HOW TO USE THE NUMBERS BELOW. Appraisals are ordered after the loan application. These numbers tell you the future for the next few weeks. For more information on how they are compiled, go to https://www.mba.org
Note: I publish a graph of this data every month in my printed newsletter, Appraisal Today. For more information or get a FREE sample issue go to www.appraisaltoday.com/products or send an email to firstname.lastname@example.org . Or call 800-839-0227, MTW 8AM to noon, Pacific time.
WASHINGTON, D.C. (July 6, 2016) –
Brexit: Mortgage applications increased 14.2 percent from one week earlier
according to data from the Mortgage Bankers Association’s (MBA) Weekly Mortgage Applications Survey for the week ending July 1, 2016.
The Market Composite Index, a measure of mortgage loan application volume, increased 14.2 percent on a seasonally adjusted basis from one week earlier. On an unadjusted basis, the Index increased 14 percent compared with the previous week. The Refinance Index increased 21 percent from the previous week to the highest level since January 2015. The seasonally adjusted Purchase Index increased 4 percent from one week earlier. The unadjusted Purchase Index increased 4 percent compared with the previous week and was 23 percent higher than the same week one year ago.

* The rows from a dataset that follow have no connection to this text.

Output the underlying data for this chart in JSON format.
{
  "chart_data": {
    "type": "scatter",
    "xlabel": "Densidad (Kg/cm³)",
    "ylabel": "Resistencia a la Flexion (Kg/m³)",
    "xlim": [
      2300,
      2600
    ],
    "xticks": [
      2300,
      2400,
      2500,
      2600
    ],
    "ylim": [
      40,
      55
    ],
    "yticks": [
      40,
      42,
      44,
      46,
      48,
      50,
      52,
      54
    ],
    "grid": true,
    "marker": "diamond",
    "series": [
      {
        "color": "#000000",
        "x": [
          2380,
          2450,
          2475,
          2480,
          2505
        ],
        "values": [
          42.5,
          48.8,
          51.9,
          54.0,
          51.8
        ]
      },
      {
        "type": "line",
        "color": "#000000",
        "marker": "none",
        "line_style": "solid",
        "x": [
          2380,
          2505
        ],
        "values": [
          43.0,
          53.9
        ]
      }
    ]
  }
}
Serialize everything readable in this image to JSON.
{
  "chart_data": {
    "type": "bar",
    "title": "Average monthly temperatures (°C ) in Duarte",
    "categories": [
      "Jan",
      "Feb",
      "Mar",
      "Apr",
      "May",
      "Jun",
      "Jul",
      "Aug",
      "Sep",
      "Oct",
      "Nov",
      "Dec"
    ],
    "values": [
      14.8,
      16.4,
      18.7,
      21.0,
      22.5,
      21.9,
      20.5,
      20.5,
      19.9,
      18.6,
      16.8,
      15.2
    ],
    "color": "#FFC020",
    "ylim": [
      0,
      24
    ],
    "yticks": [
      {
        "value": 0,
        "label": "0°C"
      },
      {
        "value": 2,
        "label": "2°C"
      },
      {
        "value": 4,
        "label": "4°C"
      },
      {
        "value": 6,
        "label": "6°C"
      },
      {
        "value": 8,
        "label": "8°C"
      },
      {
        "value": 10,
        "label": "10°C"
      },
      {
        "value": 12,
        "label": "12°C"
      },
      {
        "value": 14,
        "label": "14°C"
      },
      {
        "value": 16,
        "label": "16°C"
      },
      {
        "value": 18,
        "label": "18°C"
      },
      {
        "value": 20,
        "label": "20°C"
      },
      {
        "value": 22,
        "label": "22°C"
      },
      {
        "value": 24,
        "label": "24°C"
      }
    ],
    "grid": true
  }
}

“Interest rates continued to drop last week as markets assessed the impact of Brexit, downgrading the likelihood of additional rate hikes by the Fed, and mortgage rates for 30-year conforming loans dropped to their lowest level in over 3 years,” said Mike Fratantoni, MBA’s Chief Economist. “In response, refinance application volume jumped almost 21 percent last week to its highest level since January 2015.”
The refinance share of mortgage activity increased to 61.6 percent of total applications, the highest level since February 2016, from 58.1 percent the previous week. The adjustable-rate mortgage (ARM) share of activity decreased to 5.6 percent of total applications.
The FHA share of total applications decreased to 9.5 percent from 10.6 percent the week prior. The VA share of total applications increased to 12.8 percent from 12.2 percent the week prior. The USDA share of total applications decreased to 0.6 percent from 0.7 percent the week prior.
The average contract interest rate for 30-year fixed-rate mortgages with conforming loan balances ($417,000 or less) decreased to its lowest level since May 2013, 3.66 percent, from 3.75 percent, with points decreasing to 0.32 from 0.36 (including the origination fee) for 80 percent loan-to-value ratio (LTV) loans. The effective rate decreased from last week.
The average contract interest rate for 30-year fixed-rate mortgages with jumbo loan balances (greater than $417,000) decreased to its lowest level since January 2011, 3.67 percent, from 3.74 percent, with points decreasing to 0.24 from 0.34 (including the origination fee) for 80 percent LTV loans. The effective rate decreased from last week.
The average contract interest rate for 30-year fixed-rate mortgages backed by the FHA decreased to its lowest level since May 2013, 3.56 percent, from 3.61 percent, with points decreasing to 0.31 from 0.37 (including the origination fee) for 80 percent LTV loans. The effective rate decreased from last week.
The average contract interest rate for 15-year fixed-rate mortgages decreased to its lowest level since May 2013, 2.96 percent, from 3.02 percent, with points decreasing to 0.32 from 0.38 (including the origination fee) for 80 percent LTV loans. The effective rate decreased from last week
The average contract interest rate for 5/1 ARMs decreased to its lowest level since April 2015, 2.85 percent, from 2.88 percent, with points decreasing to 0.26 from 0.30 (including the origination fee) for 80 percent LTV loans. The effective rate decreased from last week.
The survey covers over 75 percent of all U.S. retail residential mortgage applications, and has been conducted weekly since 1990. Respondents include mortgage bankers, commercial banks and thrifts. Base period and value for all indexes is March 16, 1990=100.